Things You'll Need
- Cooking pot
- 1 lb. granulated sugar
- 1 1/4 cups distilled water
- Wooden spoon
- Latex gloves
- Glass jar with lid
- Plastic bucket or tub
- Plastic fork
- Eyedropper
- Microscope with slides
Instructions
Combine 1 lb. of sugar and 1 1/4 cups of distilled water in a large pot. Put the pot on the stove and turn the heat on low. Stir the mixture with a wooden spoon until the sugar dissolves. Remove the pot from the stove and let it cool for at least one hour.
Wear a pair of latex gloves and collect a sample of your goat's feces. Do not take a sample from feces already lying on the ground. Take a sample directly from the goat. Wait until the goat defecates and immediately scoop it into a plastic bucket or tub.

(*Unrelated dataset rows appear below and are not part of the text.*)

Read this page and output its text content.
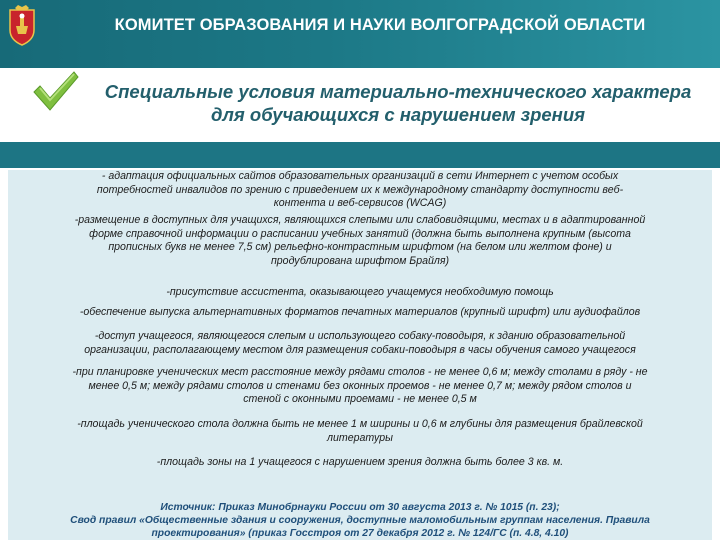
КОМИТЕТ ОБРАЗОВАНИЯ И НАУКИ ВОЛГОГРАДСКОЙ ОБЛАСТИ
Специальные условия материально-технического характера
для обучающихся с нарушением зрения
- адаптация официальных сайтов образовательных организаций в сети Интернет с учетом особых
потребностей инвалидов по зрению с приведением их к международному стандарту доступности веб-
контента и веб-сервисов (WCAG)
-размещение в доступных для учащихся, являющихся слепыми или слабовидящими, местах и в адаптированной
форме справочной информации о расписании учебных занятий (должна быть выполнена крупным (высота
прописных букв не менее 7,5 см) рельефно-контрастным шрифтом (на белом или желтом фоне) и
продублирована шрифтом Брайля)
-присутствие ассистента, оказывающего учащемуся необходимую помощь
-обеспечение выпуска альтернативных форматов печатных материалов (крупный шрифт) или аудиофайлов
-доступ учащегося, являющегося слепым и использующего собаку-поводыря, к зданию образовательной
организации, располагающему местом для размещения собаки-поводыря в часы обучения самого учащегося
-при планировке ученических мест расстояние между рядами столов - не менее 0,6 м; между столами в ряду - не
менее 0,5 м; между рядами столов и стенами без оконных проемов - не менее 0,7 м; между рядом столов и
стеной с оконными проемами - не менее 0,5 м
-площадь ученического стола должна быть не менее 1 м ширины и 0,6 м глубины для размещения брайлевской
литературы
-площадь зоны на 1 учащегося с нарушением зрения должна быть более 3 кв. м.
Источник: Приказ Минобрнауки России от 30 августа 2013 г. № 1015 (п. 23);
Свод правил «Общественные здания и сооружения, доступные маломобильным группам населения. Правила
проектирования» (приказ Госстроя от 27 декабря 2012 г. № 124/ГС (п. 4.8, 4.10)
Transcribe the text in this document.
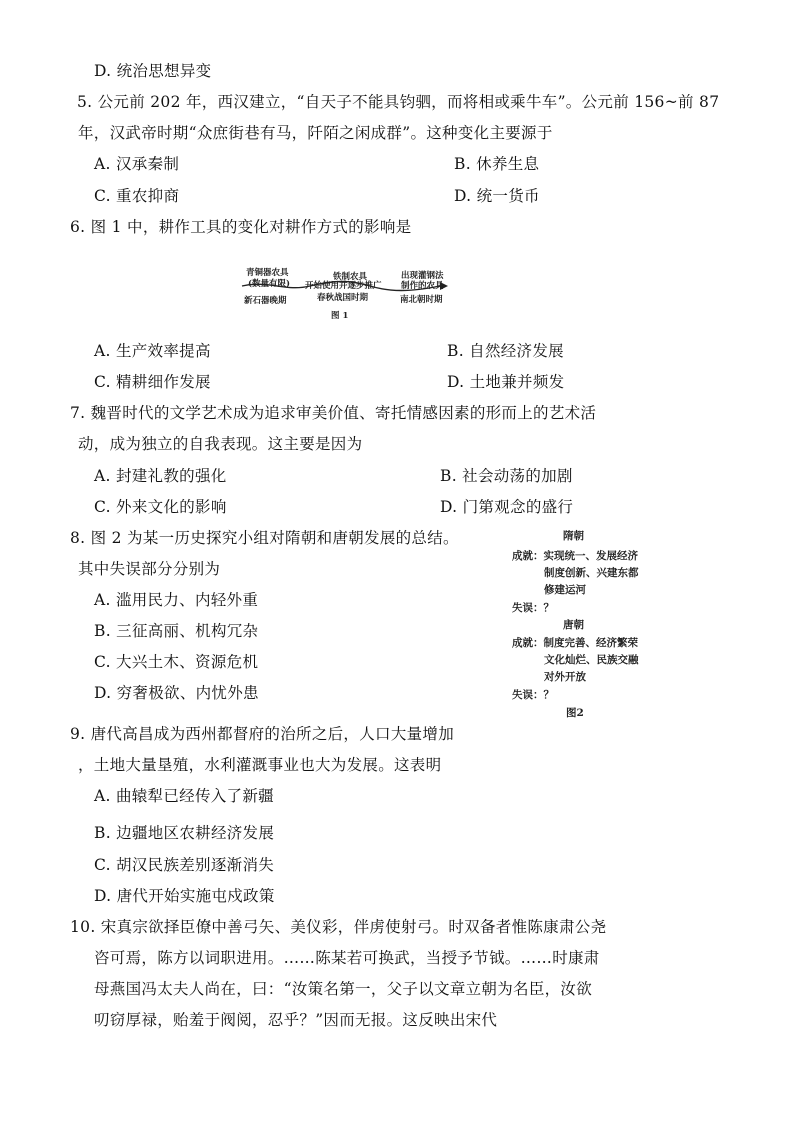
D. 统治思想异变
5. 公元前 202 年，西汉建立，“自天子不能具钧驷，而将相或乘牛车”。公元前 156~前 87
年，汉武帝时期“众庶街巷有马，阡陌之闲成群”。这种变化主要源于
A. 汉承秦制	B. 休养生息
C. 重农抑商	D. 统一货币
6. 图 1 中，耕作工具的变化对耕作方式的影响是
青铜器农具
(数量有限)
铁制农具
开始使用并逐步推广
出现灌钢法
制作的农具
新石器晚期	春秋战国时期	南北朝时期
图 1
A. 生产效率提高	B. 自然经济发展
C. 精耕细作发展	D. 土地兼并频发
7. 魏晋时代的文学艺术成为追求审美价值、寄托情感因素的形而上的艺术活
动，成为独立的自我表现。这主要是因为
A. 封建礼教的强化	B. 社会动荡的加剧
C. 外来文化的影响	D. 门第观念的盛行
8. 图 2 为某一历史探究小组对隋朝和唐朝发展的总结。
其中失误部分分别为
A. 滥用民力、内轻外重
B. 三征高丽、机构冗杂
C. 大兴土木、资源危机
D. 穷奢极欲、内忧外患
隋朝
成就：实现统一、发展经济
制度创新、兴建东都
修建运河
失误：？
唐朝
成就：制度完善、经济繁荣
文化灿烂、民族交融
对外开放
失误：？
图2
9. 唐代高昌成为西州都督府的治所之后，人口大量增加
，土地大量垦殖，水利灌溉事业也大为发展。这表明
A. 曲辕犁已经传入了新疆
B. 边疆地区农耕经济发展
C. 胡汉民族差别逐渐消失
D. 唐代开始实施屯戍政策
10. 宋真宗欲择臣僚中善弓矢、美仪彩，伴虏使射弓。时双备者惟陈康肃公尧
咨可焉，陈方以词职进用。……陈某若可换武，当授予节钺。……时康肃
母燕国冯太夫人尚在，曰：“汝策名第一，父子以文章立朝为名臣，汝欲
叨窃厚禄，贻羞于阀阅，忍乎？”因而无报。这反映出宋代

Collect at least six samples.
Fill an empty glass jar with three fecal samples. Mash the samples with a plastic fork.
Add some of the sugar-water solution to the feces in the glass jar. Add enough so the feces liquifies when stirred. Put the lid on the jar and shake it to combine the feces and sugar-water solution.
Suck some of the fecal solution into an eye dropper. Squeeze one drop of the fecal solution onto a clean microscope slide. Place the slide onto a microscope stand, underneath the lens.
Set the microscope to "100x" magnification per the manufacturer's instructions. Look through the lens.
Look for parasites. To properly identify parasites found in the goat's feces, use a parasite identification chart (see Resources).